Bill Goodman - TAGIE In Memoriam Honoree
Few people have the creativity, patience and persistence to keep the childlike wonder that makes an inventor great. Challenges we face come up, requests to do things differently, faster, cheaper all get in the way. Like many others, I had the incredible good fortune to learn from Bill Goodman that “Growing Up” didn’t have to mean sacrificing that kid inside that keeps the drive alive to make incredibly cool things for kids and enjoy, truly enjoy every minute.
From his earliest days in San Francisco at Team Machina, Bill was committed to turning every stone, ask every question, seek out any new partner all with the sole goal of bringing great new ideas to life in a way that everyone could afford to play and enjoy them. All the time, Bill was like the Pide Piper attracting everyone that came in contact with him to come along for the journey. His stops at Machina and Sega Games highlighted his time in San Francisco where he had the chance to help bring dozens of toys to market.
While at Tiger in the late 90’s, I had the chance to work with Bill for the first time when Dave Capper introduced us as we were getting ready to launch Hit Clips. Dave and Andy Filo had this awesome idea to bring music to kids in a fun new way. We all knew Hit Clips had huge potential, what we didn’t plan on were the hundreds of hours, days nights and weekends that would be needed to get thousands of hours of content edited and ready. Bill and his partner Kent Suzuki, joined the team and with their help, Hit Clips went on to be called the “I Pod before the iPod” by a reporter for Time Magazine. Hit Clips evolved in Video Now and Bill’s passion and persistence helped Hasbro hit another one out of the park.

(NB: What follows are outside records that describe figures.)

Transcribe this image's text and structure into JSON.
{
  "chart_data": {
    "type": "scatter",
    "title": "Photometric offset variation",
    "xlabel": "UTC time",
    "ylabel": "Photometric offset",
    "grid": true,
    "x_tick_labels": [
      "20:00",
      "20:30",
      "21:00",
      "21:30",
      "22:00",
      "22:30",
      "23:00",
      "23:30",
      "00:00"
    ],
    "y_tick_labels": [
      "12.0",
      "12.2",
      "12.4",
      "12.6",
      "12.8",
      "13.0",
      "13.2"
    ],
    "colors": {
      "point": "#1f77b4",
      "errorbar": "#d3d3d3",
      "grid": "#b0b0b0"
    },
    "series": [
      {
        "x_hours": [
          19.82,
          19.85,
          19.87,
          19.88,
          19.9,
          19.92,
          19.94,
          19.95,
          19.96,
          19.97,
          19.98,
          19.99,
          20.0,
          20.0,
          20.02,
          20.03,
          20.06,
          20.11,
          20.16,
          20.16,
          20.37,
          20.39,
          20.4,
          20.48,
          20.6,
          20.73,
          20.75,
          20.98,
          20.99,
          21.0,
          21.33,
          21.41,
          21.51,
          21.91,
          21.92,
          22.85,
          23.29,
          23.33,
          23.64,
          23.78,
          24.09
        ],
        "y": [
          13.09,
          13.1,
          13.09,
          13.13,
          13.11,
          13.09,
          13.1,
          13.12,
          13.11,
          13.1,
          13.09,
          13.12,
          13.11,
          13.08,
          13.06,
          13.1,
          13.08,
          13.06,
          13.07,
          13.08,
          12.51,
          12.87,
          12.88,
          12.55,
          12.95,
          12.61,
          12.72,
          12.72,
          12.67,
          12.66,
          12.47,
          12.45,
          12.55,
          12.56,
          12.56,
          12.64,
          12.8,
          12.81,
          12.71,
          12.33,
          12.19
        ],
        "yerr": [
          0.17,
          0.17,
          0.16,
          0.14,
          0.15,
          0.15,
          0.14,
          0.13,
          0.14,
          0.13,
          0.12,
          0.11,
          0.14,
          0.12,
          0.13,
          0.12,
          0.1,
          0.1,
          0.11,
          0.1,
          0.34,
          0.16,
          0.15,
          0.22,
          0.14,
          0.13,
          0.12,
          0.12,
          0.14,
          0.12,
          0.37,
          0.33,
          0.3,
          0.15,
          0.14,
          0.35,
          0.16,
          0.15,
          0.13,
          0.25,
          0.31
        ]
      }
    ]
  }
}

Few people spoke about Bill’s creations at that point and he was happy to be in the backroom jamming to get things done while us marketing guys got all of the attention, but those of us who worked on these “Home Runs” know how vital a role Bill played in making sure our dreams came to life.
Bill’s successes were countless, but none of them compared to his biggest, his family. Hilary, Georgia and Lucy were his world. Whether ice skating, skiing at Sugar Loaf or building a cardboard boat, Bill could be found again in the role of Pied Piper with dozens of kids all screaming to be with him as his created adventure after adventure.
After Bill got sick a couple of years ago, I went to Maine to visit. He said that he really wanted to get a few friends together for pizza as people had been so nice and wanted to see him. We sent out a quick note on Tuesday, the following night at a local pizza place on the water, 150 people showed up. I’ve been to Bar Mitzvah’s planned for years with less people.
The key was everyone wanted to be around Bill's great smile, positive energy and real love for life. I asked him once if the treatment became too hard if he really thought it was worth doing. He smiled, said, “That shit ain't got nothing on me and if it gets me one more day with the girls, I’m in.”
Bill’s wish was to bring happiness to everyone around him and that if he did that well, he would love on way after being gone physically. I can tell you, based on how he lived, that dream will never die. Not a day goes by that one of his friends doesn’t reach out or tell a Bill story. The legend of his Gold Jacket will endure as long as his smile does.
You see, Bill may have been a Goodman, but to all of us he was a friend, colleague, in short he was a GREAT Man.